Matzie: Nearly $1 million in state grants to enhance STEM, computer science learning for Beaver County students
HARRISBURG, Feb. 11 – Two grants totaling nearly $1 million will enhance STEM and computer science learning and expand career pathways for Beaver County students, state Rep. Rob Matzie, D-Beaver/Allegheny, announced today. The grants will benefit the Hopewell Area and Aliquippa school districts.
“There was a time when traditional math and science classes were sufficient for students entering traditional engineering and technology-based fields,” Matzie said. “Today, all that is changed. Technology is so much a part of so many different fields that STEM and computer science learning are essential components of a complete education for kids of all ages.
“The announced grants will place our students on the right educational and career tracks by enriching school STEM and computer science curricula and providing students opportunities for hands-on STEM learning and real-world job experiences.”
The funding includes the following:
A $500,000 grant to the Hopewell Area School District for the Beaver County Innovation and Learning Consortium to increase the skill set of teachers and enhance their ability to provide quality computer science and STEM instruction. In addition to shared professional learning and curriculum development, the program will include student internships, job shadowing and career exploration.

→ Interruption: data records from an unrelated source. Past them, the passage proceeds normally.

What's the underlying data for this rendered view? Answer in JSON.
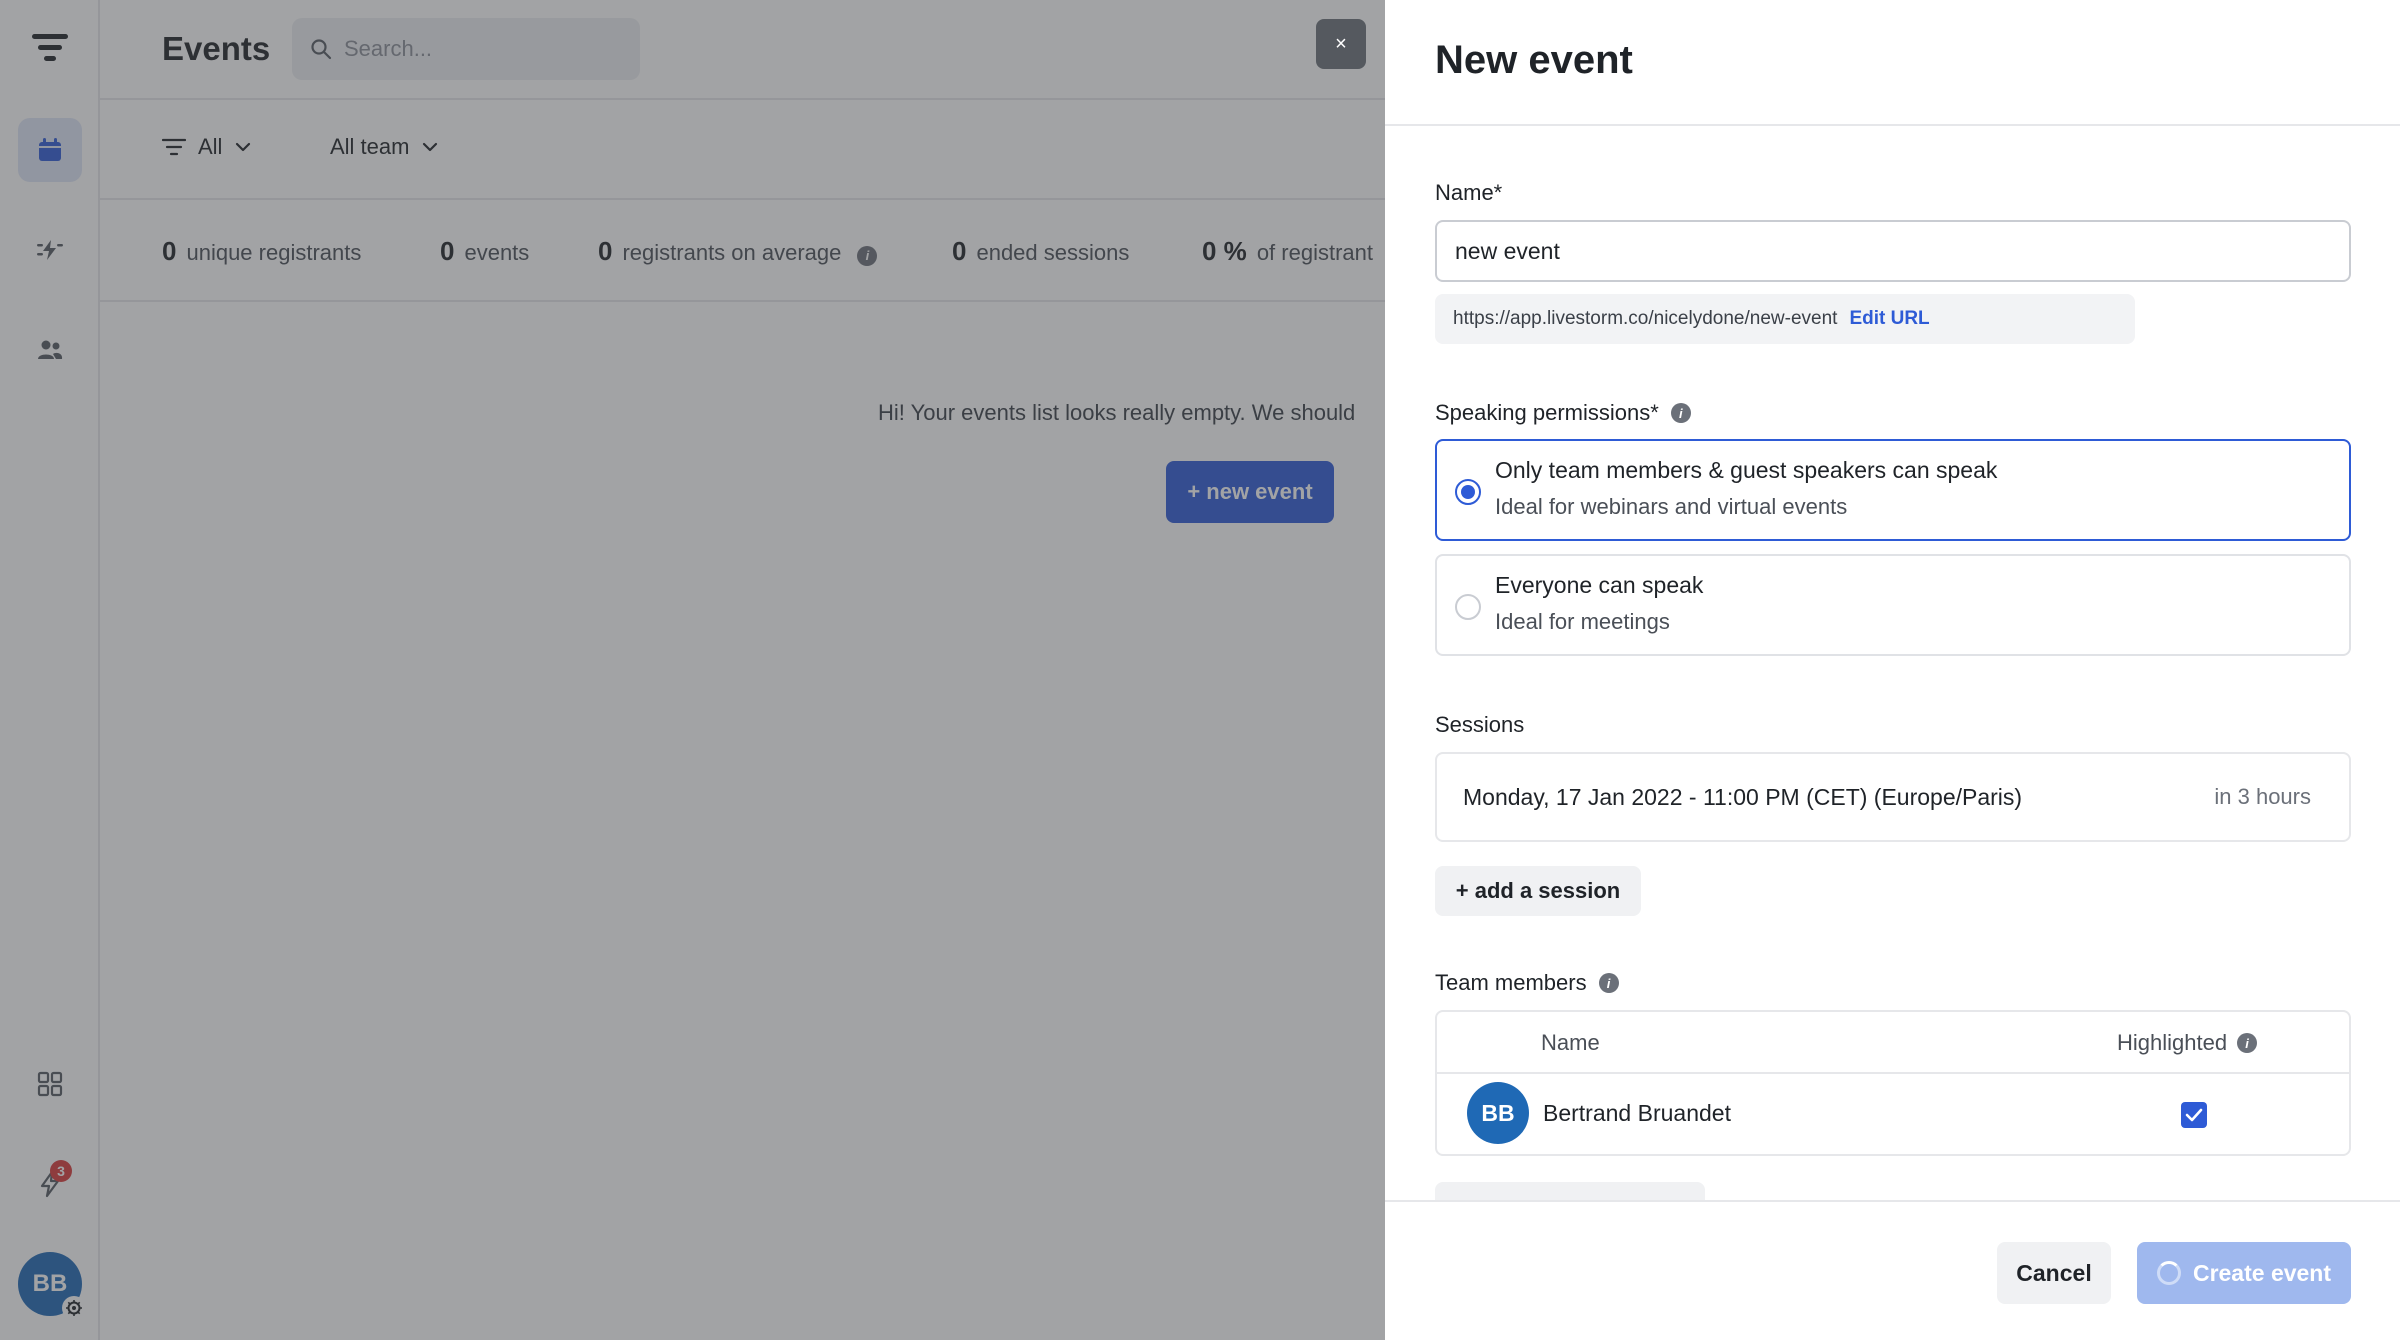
{
  "sidebar": {
    "items": [
      {
        "name": "logo-icon"
      },
      {
        "name": "calendar-icon",
        "active": true
      },
      {
        "name": "automation-icon"
      },
      {
        "name": "people-icon"
      },
      {
        "name": "apps-grid-icon"
      },
      {
        "name": "lightning-icon",
        "badge": "3"
      }
    ],
    "avatar_initials": "BB"
  },
  "header": {
    "title": "Events",
    "search_placeholder": "Search..."
  },
  "filters": {
    "type_label": "All",
    "team_label": "All team"
  },
  "stats": [
    {
      "value": "0",
      "label": "unique registrants"
    },
    {
      "value": "0",
      "label": "events"
    },
    {
      "value": "0",
      "label": "registrants on average"
    },
    {
      "value": "0",
      "label": "ended sessions"
    },
    {
      "value": "0 %",
      "label": "of registrant"
    }
  ],
  "empty_state": {
    "message": "Hi! Your events list looks really empty. We should",
    "button_label": "+ new event"
  },
  "close_label": "×",
  "drawer": {
    "title": "New event",
    "name_label": "Name*",
    "name_value": "new event",
    "url": "https://app.livestorm.co/nicelydone/new-event",
    "edit_url_label": "Edit URL",
    "permissions_label": "Speaking permissions*",
    "permissions": [
      {
        "title": "Only team members & guest speakers can speak",
        "desc": "Ideal for webinars and virtual events",
        "selected": true
      },
      {
        "title": "Everyone can speak",
        "desc": "Ideal for meetings",
        "selected": false
      }
    ],
    "sessions_label": "Sessions",
    "session": {
      "date": "Monday, 17 Jan 2022 - 11:00 PM (CET) (Europe/Paris)",
      "relative": "in 3 hours"
    },
    "add_session_label": "+ add a session",
    "team_members_label": "Team members",
    "table_headers": {
      "name": "Name",
      "highlighted": "Highlighted"
    },
    "members": [
      {
        "initials": "BB",
        "name": "Bertrand Bruandet",
        "highlighted": true
      }
    ],
    "cancel_label": "Cancel",
    "create_label": "Create event"
  },
  "colors": {
    "accent": "#2e5bd6",
    "avatar": "#1f69b5",
    "badge": "#d83a3a",
    "create_disabled": "#9fb8ee"
  }
}
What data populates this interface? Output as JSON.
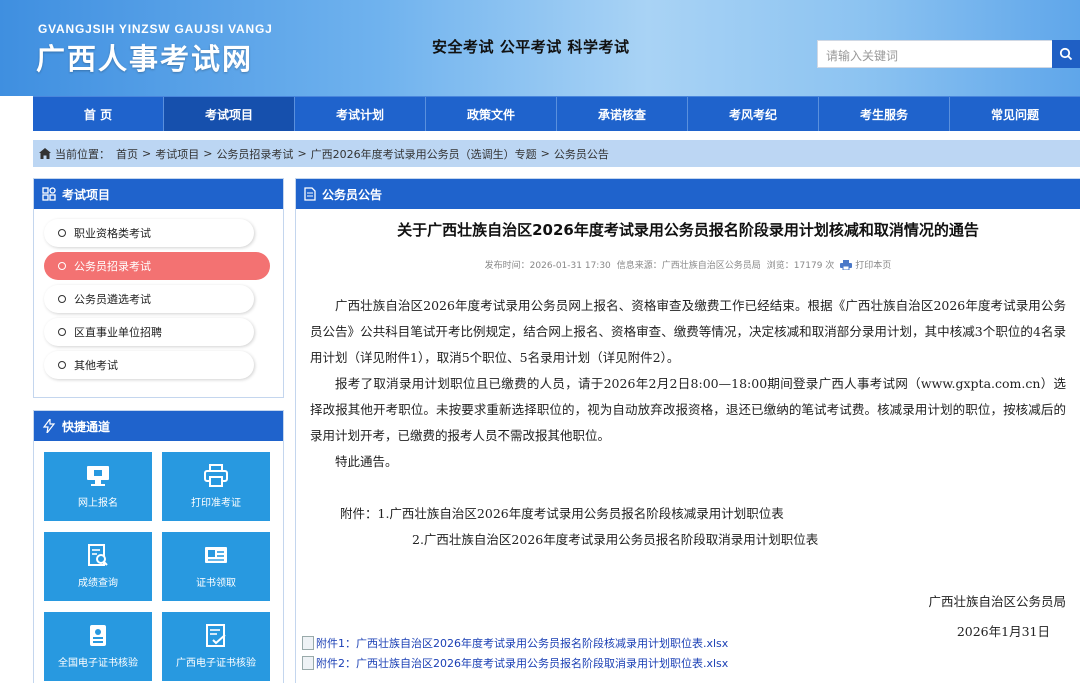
{
  "header": {
    "pinyin": "GVANGJSIH YINZSW GAUJSI VANGJ",
    "site_title": "广西人事考试网",
    "slogan": "安全考试  公平考试  科学考试",
    "search_placeholder": "请输入关键词"
  },
  "nav": {
    "items": [
      "首 页",
      "考试项目",
      "考试计划",
      "政策文件",
      "承诺核查",
      "考风考纪",
      "考生服务",
      "常见问题"
    ],
    "active_index": 1
  },
  "breadcrumb": {
    "prefix": "当前位置：",
    "items": [
      "首页",
      "考试项目",
      "公务员招录考试",
      "广西2026年度考试录用公务员（选调生）专题",
      "公务员公告"
    ],
    "separator": ">"
  },
  "sidebar": {
    "exam_panel_title": "考试项目",
    "exam_items": [
      "职业资格类考试",
      "公务员招录考试",
      "公务员遴选考试",
      "区直事业单位招聘",
      "其他考试"
    ],
    "active_index": 1,
    "quick_panel_title": "快捷通道",
    "quick_links": [
      {
        "label": "网上报名",
        "icon": "computer-icon"
      },
      {
        "label": "打印准考证",
        "icon": "printer-icon"
      },
      {
        "label": "成绩查询",
        "icon": "search-document-icon"
      },
      {
        "label": "证书领取",
        "icon": "certificate-icon"
      },
      {
        "label": "全国电子证书核验",
        "icon": "id-badge-icon"
      },
      {
        "label": "广西电子证书核验",
        "icon": "checklist-icon"
      }
    ]
  },
  "article": {
    "panel_title": "公务员公告",
    "title": "关于广西壮族自治区2026年度考试录用公务员报名阶段录用计划核减和取消情况的通告",
    "meta": {
      "published": "发布时间：2026-01-31 17:30",
      "source": "信息来源：广西壮族自治区公务员局",
      "views": "浏览：17179 次",
      "print_label": "打印本页"
    },
    "paragraphs": [
      "广西壮族自治区2026年度考试录用公务员网上报名、资格审查及缴费工作已经结束。根据《广西壮族自治区2026年度考试录用公务员公告》公共科目笔试开考比例规定，结合网上报名、资格审查、缴费等情况，决定核减和取消部分录用计划，其中核减3个职位的4名录用计划（详见附件1），取消5个职位、5名录用计划（详见附件2）。",
      "报考了取消录用计划职位且已缴费的人员，请于2026年2月2日8:00—18:00期间登录广西人事考试网（www.gxpta.com.cn）选择改报其他开考职位。未按要求重新选择职位的，视为自动放弃改报资格，退还已缴纳的笔试考试费。核减录用计划的职位，按核减后的录用计划开考，已缴费的报考人员不需改报其他职位。",
      "特此通告。"
    ],
    "attachment_1": "附件：1.广西壮族自治区2026年度考试录用公务员报名阶段核减录用计划职位表",
    "attachment_2": "2.广西壮族自治区2026年度考试录用公务员报名阶段取消录用计划职位表",
    "signature": "广西壮族自治区公务员局",
    "date": "2026年1月31日",
    "files": [
      "附件1：广西壮族自治区2026年度考试录用公务员报名阶段核减录用计划职位表.xlsx",
      "附件2：广西壮族自治区2026年度考试录用公务员报名阶段取消录用计划职位表.xlsx"
    ]
  },
  "colors": {
    "nav_blue": "#1f63cc",
    "quick_tile": "#2899e0",
    "active_side": "#f37272",
    "breadcrumb_bg": "#bcd6f3"
  }
}
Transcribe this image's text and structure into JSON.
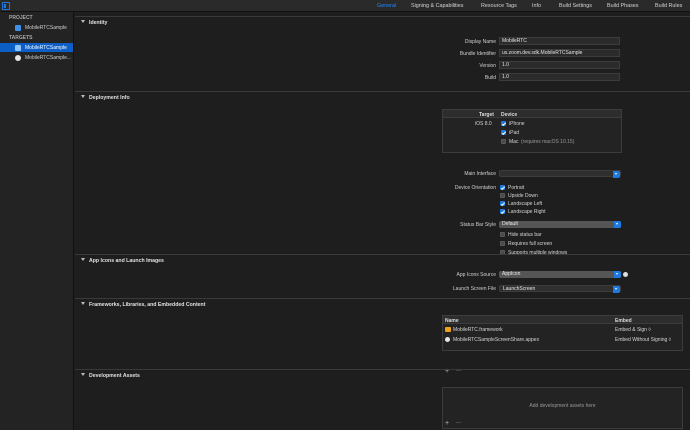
{
  "tabs": [
    {
      "label": "General",
      "active": true
    },
    {
      "label": "Signing & Capabilities"
    },
    {
      "label": "Resource Tags"
    },
    {
      "label": "Info"
    },
    {
      "label": "Build Settings"
    },
    {
      "label": "Build Phases"
    },
    {
      "label": "Build Rules"
    }
  ],
  "sidebar": {
    "project_header": "PROJECT",
    "project_item": "MobileRTCSample",
    "targets_header": "TARGETS",
    "targets": [
      {
        "label": "MobileRTCSample",
        "selected": true
      },
      {
        "label": "MobileRTCSample...",
        "selected": false
      }
    ]
  },
  "identity": {
    "title": "Identity",
    "display_name_label": "Display Name",
    "display_name": "MobileRTC",
    "bundle_id_label": "Bundle Identifier",
    "bundle_id": "us.zoom.dev.sdk.MobileRTCSample",
    "version_label": "Version",
    "version": "1.0",
    "build_label": "Build",
    "build": "1.0"
  },
  "deployment": {
    "title": "Deployment Info",
    "col_target": "Target",
    "col_device": "Device",
    "ios_version": "iOS 8.0",
    "devices": [
      {
        "label": "iPhone",
        "checked": true
      },
      {
        "label": "iPad",
        "checked": true
      },
      {
        "label": "Mac",
        "checked": false,
        "note": "(requires macOS 10.15)"
      }
    ],
    "main_interface_label": "Main Interface",
    "main_interface": "",
    "orientation_label": "Device Orientation",
    "orientations": [
      {
        "label": "Portrait",
        "checked": true
      },
      {
        "label": "Upside Down",
        "checked": false
      },
      {
        "label": "Landscape Left",
        "checked": true
      },
      {
        "label": "Landscape Right",
        "checked": true
      }
    ],
    "status_bar_label": "Status Bar Style",
    "status_bar": "Default",
    "status_options": [
      {
        "label": "Hide status bar",
        "checked": false
      },
      {
        "label": "Requires full screen",
        "checked": false
      },
      {
        "label": "Supports multiple windows",
        "checked": false
      }
    ]
  },
  "app_icons": {
    "title": "App Icons and Launch Images",
    "icons_source_label": "App Icons Source",
    "icons_source": "AppIcon",
    "launch_label": "Launch Screen File",
    "launch_file": "LaunchScreen"
  },
  "frameworks": {
    "title": "Frameworks, Libraries, and Embedded Content",
    "col_name": "Name",
    "col_embed": "Embed",
    "rows": [
      {
        "name": "MobileRTC.framework",
        "embed": "Embed & Sign ◊",
        "icon": "framework-icon"
      },
      {
        "name": "MobileRTCSampleScreenShare.appex",
        "embed": "Embed Without Signing ◊",
        "icon": "appex-icon"
      }
    ],
    "plus": "+",
    "minus": "—"
  },
  "dev_assets": {
    "title": "Development Assets",
    "placeholder": "Add development assets here",
    "plus": "+",
    "minus": "—"
  },
  "colors": {
    "accent": "#1f7ae0",
    "selection": "#0d5fc6"
  }
}
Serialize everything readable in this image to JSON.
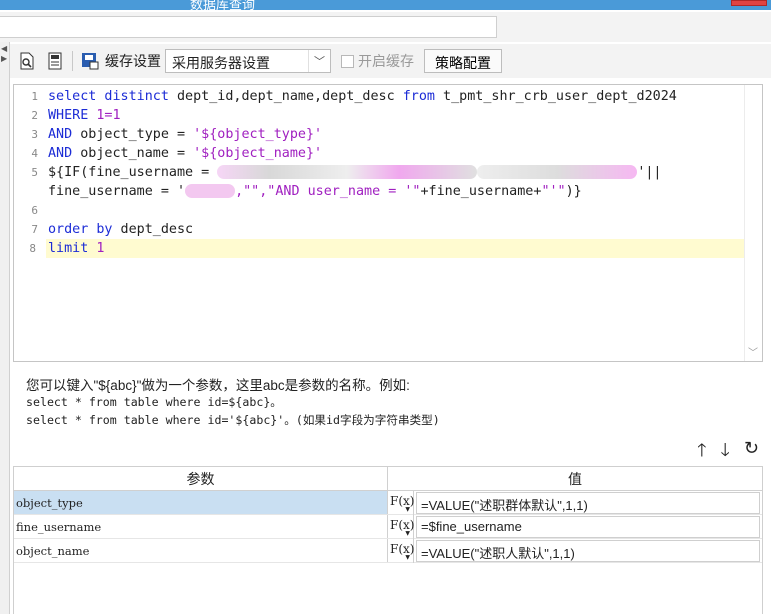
{
  "window": {
    "title": "数据库查询"
  },
  "toolbar": {
    "cache_settings_label": "缓存设置",
    "cache_select_value": "采用服务器设置",
    "enable_cache_label": "开启缓存",
    "strategy_button": "策略配置"
  },
  "editor": {
    "line_numbers": [
      "1",
      "2",
      "3",
      "4",
      "5",
      "",
      "6",
      "7",
      "8"
    ],
    "line1_kw1": "select distinct",
    "line1_mid": " dept_id,dept_name,dept_desc ",
    "line1_kw2": "from",
    "line1_tail": " t_pmt_shr_crb_user_dept_d2024",
    "line2_kw": "WHERE",
    "line2_num": " 1=1",
    "line3_kw": "AND",
    "line3_mid": " object_type = ",
    "line3_str": "'${object_type}'",
    "line4_kw": "AND",
    "line4_mid": " object_name = ",
    "line4_str": "'${object_name}'",
    "line5_a": "${IF(fine_username = ",
    "line5_b": "'||",
    "line5c_a": "fine_username = '",
    "line5c_str": ",\"\",\"AND user_name = '\"",
    "line5c_b": "+fine_username+",
    "line5c_str2": "\"'\"",
    "line5c_c": ")}",
    "line7_kw": "order by",
    "line7_tail": " dept_desc",
    "line8_kw": "limit",
    "line8_num": " 1"
  },
  "hint": {
    "line1": "您可以键入\"${abc}\"做为一个参数，这里abc是参数的名称。例如:",
    "line2": "select * from table where id=${abc}。",
    "line3": "select * from table where id='${abc}'。(如果id字段为字符串类型)"
  },
  "param_table": {
    "headers": {
      "param": "参数",
      "value": "值"
    },
    "rows": [
      {
        "name": "object_type",
        "value": "=VALUE(\"述职群体默认\",1,1)"
      },
      {
        "name": "fine_username",
        "value": "=$fine_username"
      },
      {
        "name": "object_name",
        "value": "=VALUE(\"述职人默认\",1,1)"
      }
    ],
    "fx_label": "F(x)"
  },
  "colors": {
    "keyword": "#1c2cd6",
    "string": "#a020c0",
    "selected_row": "#c9dff2",
    "highlight_line": "#fffbd0"
  }
}
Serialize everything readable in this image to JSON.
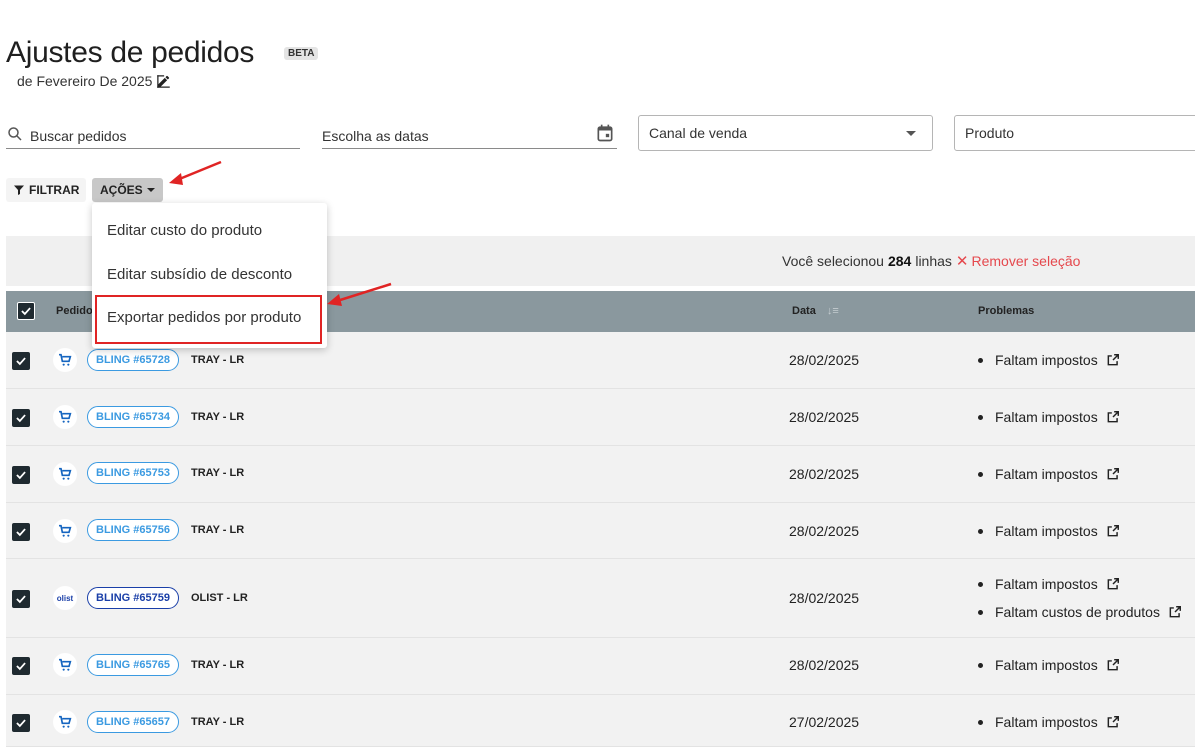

A $443,078 grant to the Private Industry Council of Westmoreland/Fayette Inc. to allow the council and Aliquippa School District to implement district-wide STEM classes into the curriculum for the 2019-20 school year. In addition to traditional subjects, the curriculum will include career pathways specific to regional job opportunities. The grant also will fund two STEM centers – complete with advanced technology including robotics, laptops and 3-D printers – at elementary and junior/senior high schools.
“Hopewell Area’s educators and administration showcased their commitment to STEM in a visit I had with Education Secretary Pedro Rivera in a ‘Schools that Teach’ tour in August 2017. The educators, staff and administration displayed a love of teaching that was contagious.
“The secretary also visited the Aliquippa School District in 2017 and the district equally showcased the talent level of students eager to learn and educators excited to teach.”
The grants, administered by the state Department of Education, are part of a package of $9.6 million in PAsmart advancing grants being distributed to 23 partnerships across Pennsylvania to help support enhanced computer science and STEM learning. A maximum of $500,000 is available for each grant, which is intended to support entities with 50 or more students participating in CS/STEM experiences.